US President Donald Trump’s investment accounts bought hundreds of stocks on April 8, 2025, one day before he paused part of his “Liberation Day” tariff plan and triggered one of Wall Street’s biggest rallies in years.

The sequence, revealed in newly released financial disclosures analyzed by CNBC, has drawn fresh scrutiny because the trades came near the bottom of a tariff-driven sell-off.

The White House and Trump’s representatives say the president does not direct individual investment decisions.

Trump’s buying spree at the bottom of the crash

The timing looks striking as Trump announced sweeping tariffs on April 2, 2025, sending markets into a rapid four-day slide.

The S&P 500 lost more than 12% after the announcement and closed below 5,000 on April 8, its lowest close in nearly a year.

That same day, Trump’s investment accounts made 327 individual stock purchases, according to the newly filed disclosure.

As per CNBC analysis, April 8 was Trump’s 11th-busiest buying day of 2025 and more than five times his daily average of about 62 trades.

The purchases included some of the biggest US technology names like Apple, Microsoft, Nvidia, Amazon and Alphabet, with each of those purchases listed at as much as $250,000.

The disclosures do not show exact prices, profits, or whether the trades were executed directly as common stock or through managed account structures.

That is important because the filings show timing and broad value bands, not intent.

Then came the reversal, and the rally

The next morning, Trump posted on Truth Social at 9:37 AM ET:

“THIS IS A GREAT TIME TO BUY!!! DJT.”

Shortly after 1:00 PM, he announced a 90-day pause on many of the tariffs that had rattled markets, while raising tariffs on China.

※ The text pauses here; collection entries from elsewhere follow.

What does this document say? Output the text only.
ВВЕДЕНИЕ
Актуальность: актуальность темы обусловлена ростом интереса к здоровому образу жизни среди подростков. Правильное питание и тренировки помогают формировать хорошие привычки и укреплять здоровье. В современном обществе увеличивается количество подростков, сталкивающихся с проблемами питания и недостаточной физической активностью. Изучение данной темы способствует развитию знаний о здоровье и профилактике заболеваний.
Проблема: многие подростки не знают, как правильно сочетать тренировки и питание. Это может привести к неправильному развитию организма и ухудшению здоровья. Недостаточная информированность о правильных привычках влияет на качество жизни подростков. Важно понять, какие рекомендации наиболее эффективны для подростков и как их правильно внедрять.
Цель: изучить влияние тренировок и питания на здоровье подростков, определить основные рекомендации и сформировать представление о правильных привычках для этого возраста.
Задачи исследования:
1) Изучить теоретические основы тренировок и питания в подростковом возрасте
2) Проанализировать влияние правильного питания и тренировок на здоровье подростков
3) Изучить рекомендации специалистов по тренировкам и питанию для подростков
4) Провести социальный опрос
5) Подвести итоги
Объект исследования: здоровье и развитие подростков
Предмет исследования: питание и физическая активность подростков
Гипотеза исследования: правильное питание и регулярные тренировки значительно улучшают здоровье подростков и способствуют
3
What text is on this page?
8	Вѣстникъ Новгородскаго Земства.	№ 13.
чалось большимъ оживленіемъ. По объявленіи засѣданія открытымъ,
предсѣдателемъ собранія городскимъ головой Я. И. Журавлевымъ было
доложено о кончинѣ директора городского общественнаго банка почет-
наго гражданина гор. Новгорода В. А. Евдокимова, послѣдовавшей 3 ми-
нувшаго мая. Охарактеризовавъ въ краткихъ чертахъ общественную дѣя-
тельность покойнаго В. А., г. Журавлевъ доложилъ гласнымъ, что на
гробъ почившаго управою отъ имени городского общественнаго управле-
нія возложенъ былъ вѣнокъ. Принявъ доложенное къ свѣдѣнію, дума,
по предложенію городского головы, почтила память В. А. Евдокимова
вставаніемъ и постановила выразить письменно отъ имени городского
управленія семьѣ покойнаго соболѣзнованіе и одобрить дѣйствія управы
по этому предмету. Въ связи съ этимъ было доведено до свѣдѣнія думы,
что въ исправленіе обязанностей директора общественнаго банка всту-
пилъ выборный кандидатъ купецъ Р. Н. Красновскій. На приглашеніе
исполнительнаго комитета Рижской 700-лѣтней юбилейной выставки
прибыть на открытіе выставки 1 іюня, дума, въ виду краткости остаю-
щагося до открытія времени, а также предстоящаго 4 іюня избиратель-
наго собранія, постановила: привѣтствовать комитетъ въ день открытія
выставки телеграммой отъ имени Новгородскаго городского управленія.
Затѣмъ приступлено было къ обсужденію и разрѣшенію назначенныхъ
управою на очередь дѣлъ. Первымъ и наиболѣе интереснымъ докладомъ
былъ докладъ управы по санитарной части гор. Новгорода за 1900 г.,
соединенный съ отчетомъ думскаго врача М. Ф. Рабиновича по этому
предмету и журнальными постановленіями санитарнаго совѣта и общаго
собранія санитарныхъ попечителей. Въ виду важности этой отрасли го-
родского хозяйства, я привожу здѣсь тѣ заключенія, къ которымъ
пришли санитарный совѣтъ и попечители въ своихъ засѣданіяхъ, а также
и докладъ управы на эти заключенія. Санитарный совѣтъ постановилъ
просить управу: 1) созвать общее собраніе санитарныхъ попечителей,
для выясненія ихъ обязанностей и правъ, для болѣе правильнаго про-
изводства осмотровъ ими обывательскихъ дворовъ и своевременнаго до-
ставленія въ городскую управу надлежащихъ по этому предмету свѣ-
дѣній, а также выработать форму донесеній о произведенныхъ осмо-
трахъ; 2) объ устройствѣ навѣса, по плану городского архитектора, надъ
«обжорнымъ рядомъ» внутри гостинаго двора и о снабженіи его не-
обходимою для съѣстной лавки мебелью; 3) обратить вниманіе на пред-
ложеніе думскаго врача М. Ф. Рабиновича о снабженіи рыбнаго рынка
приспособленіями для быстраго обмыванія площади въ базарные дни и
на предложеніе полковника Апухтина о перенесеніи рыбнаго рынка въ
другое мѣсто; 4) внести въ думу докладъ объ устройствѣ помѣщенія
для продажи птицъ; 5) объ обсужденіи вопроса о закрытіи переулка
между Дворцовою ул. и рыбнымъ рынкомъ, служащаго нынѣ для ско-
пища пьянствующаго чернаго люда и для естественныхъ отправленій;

The market reaction was immediate as the S&P 500 surged 9.52% on April 9, its biggest one-day gain since October 2008, while the Nasdaq jumped 12.16% and the Dow rose nearly 8%.

Apple rose 15.3% and Nvidia added 18.7%, two of the strongest moves among large technology stocks.

Market strategists framed the rally as a response to sudden relief after several days of forced selling.

Gina Bolvin, president of Bolvin Wealth Management Group, told Reuters that investors saw the pause as a step toward clarity, though she warned uncertainty remained after the 90-day window.

Charles Schwab’s Kevin Gordon said that the bounce from oversold levels made sense, but said policy was changing so quickly that high-conviction calls were difficult.

Critics remained focused on the timing.

Democratic senators Ruben Gallego and Adam Schiff asked the Office of Government Ethics to examine whether White House officials or Trump family members had advance knowledge of the pause and traded on it, according to The Washington Post.

Disclosure delays and the White House’s defence

The transparency issue is now part of the story.

Federal ethics rules require periodic transaction reports to be filed within 30 days of receiving notice of a covered transaction, and no later than 45 days after the transaction.

Trump did not file 278-T transaction reports covering the April trades, and an Office of Government Ethics reviewer later noted possible late filing fees for transactions that had not previously been reported on those forms.

The annual filing itself ran 927 pages and was released by the US government this week.

The White House has rejected the conflict-of-interest criticism.

Spokeswoman Anna Kelly told Reuters that neither the president nor his family has engaged, or will engage, in conflicts of interest, and that Trump’s actions are taken in the best interest of Americans.